Çünkü sen varsın yanımda…
Ruhun tutmuş ateşten ruhumu;
Avucunun içine yayılmışım,
Keyfekeder gülümsüyorum…
Rengin kan kırmızı senin,
Nara da çalıyor göz kapakların…
Uyurken izliyorum seni,
Başında dikilmekten çekinmeden süzüyorum her zerreni.
Hem ürküyorum sana çekilmekten,
Hem de yana yana dönesim geliyor ekseninde…

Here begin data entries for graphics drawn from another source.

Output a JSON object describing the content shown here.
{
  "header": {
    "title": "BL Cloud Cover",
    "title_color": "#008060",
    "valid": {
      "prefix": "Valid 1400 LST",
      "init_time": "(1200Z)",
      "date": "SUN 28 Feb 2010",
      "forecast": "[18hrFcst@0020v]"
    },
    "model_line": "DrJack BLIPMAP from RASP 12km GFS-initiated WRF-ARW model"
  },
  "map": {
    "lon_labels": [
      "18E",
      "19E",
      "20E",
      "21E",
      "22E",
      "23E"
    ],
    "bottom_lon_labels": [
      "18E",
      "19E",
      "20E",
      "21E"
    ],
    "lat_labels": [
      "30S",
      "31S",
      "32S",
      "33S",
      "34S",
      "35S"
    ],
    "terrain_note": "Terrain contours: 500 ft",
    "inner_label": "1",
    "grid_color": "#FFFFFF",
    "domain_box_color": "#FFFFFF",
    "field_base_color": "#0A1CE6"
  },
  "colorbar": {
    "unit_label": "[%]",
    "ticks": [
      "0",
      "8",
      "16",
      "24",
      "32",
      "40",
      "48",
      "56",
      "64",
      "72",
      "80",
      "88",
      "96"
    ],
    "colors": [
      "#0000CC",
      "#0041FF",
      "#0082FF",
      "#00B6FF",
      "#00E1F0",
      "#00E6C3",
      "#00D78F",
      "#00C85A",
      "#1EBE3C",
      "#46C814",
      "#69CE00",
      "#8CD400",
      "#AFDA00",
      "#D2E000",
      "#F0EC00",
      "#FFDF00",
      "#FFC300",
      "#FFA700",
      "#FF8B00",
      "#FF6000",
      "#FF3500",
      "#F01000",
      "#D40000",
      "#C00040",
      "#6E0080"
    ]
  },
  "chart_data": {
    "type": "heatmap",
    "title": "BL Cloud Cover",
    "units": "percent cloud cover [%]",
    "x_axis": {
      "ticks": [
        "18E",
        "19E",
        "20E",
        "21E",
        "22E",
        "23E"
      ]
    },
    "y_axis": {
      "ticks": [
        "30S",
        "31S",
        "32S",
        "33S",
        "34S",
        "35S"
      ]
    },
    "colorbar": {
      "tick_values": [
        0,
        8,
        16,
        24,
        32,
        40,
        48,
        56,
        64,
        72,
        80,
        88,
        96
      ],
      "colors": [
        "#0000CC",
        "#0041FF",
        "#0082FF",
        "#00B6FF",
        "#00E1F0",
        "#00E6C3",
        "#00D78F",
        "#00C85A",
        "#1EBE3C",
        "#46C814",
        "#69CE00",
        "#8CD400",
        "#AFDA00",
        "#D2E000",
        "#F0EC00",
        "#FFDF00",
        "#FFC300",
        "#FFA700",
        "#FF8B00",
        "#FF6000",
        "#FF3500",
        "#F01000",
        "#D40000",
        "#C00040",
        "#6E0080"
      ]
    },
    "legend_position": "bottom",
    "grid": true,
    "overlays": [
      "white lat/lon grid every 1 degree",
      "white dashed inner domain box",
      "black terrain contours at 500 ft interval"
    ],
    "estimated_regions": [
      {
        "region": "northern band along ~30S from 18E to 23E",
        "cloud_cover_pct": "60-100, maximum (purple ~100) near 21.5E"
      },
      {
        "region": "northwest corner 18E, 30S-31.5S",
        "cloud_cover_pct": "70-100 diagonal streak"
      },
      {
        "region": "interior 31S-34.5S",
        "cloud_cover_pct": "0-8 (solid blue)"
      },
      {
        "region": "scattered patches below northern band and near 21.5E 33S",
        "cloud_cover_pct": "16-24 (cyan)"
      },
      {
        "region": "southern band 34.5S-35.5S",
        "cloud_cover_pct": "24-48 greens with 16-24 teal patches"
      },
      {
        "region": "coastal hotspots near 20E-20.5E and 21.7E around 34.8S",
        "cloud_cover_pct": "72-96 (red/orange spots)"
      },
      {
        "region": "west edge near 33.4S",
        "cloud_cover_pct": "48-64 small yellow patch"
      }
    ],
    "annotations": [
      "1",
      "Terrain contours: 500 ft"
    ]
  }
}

Göğüs kafesimin orta yerinde
Kıpırdanıyor karıncalar;
Belki de kelebeğe dönecek tırtıllar.
‘‘Sabır,’’ diyor derviş;
‘‘Sabır aralığı görmenin tek yolu…’’
Düzinelerce şiir döşesem çam kokan yollarına,
Varsam ersem göğün denize karıştığı ufka.
Sorsan bana;
‘‘Nedir bu aşkını besleyen?’’ diye…
Göndersem seni billur bir aynanın önüne,
‘‘Bak… Ama benim gözlerimden gör aydınlığını,’’ desem…
(Cem Adrian – ‘‘Sen Benim’’ eserine ithaf edilmiştir.)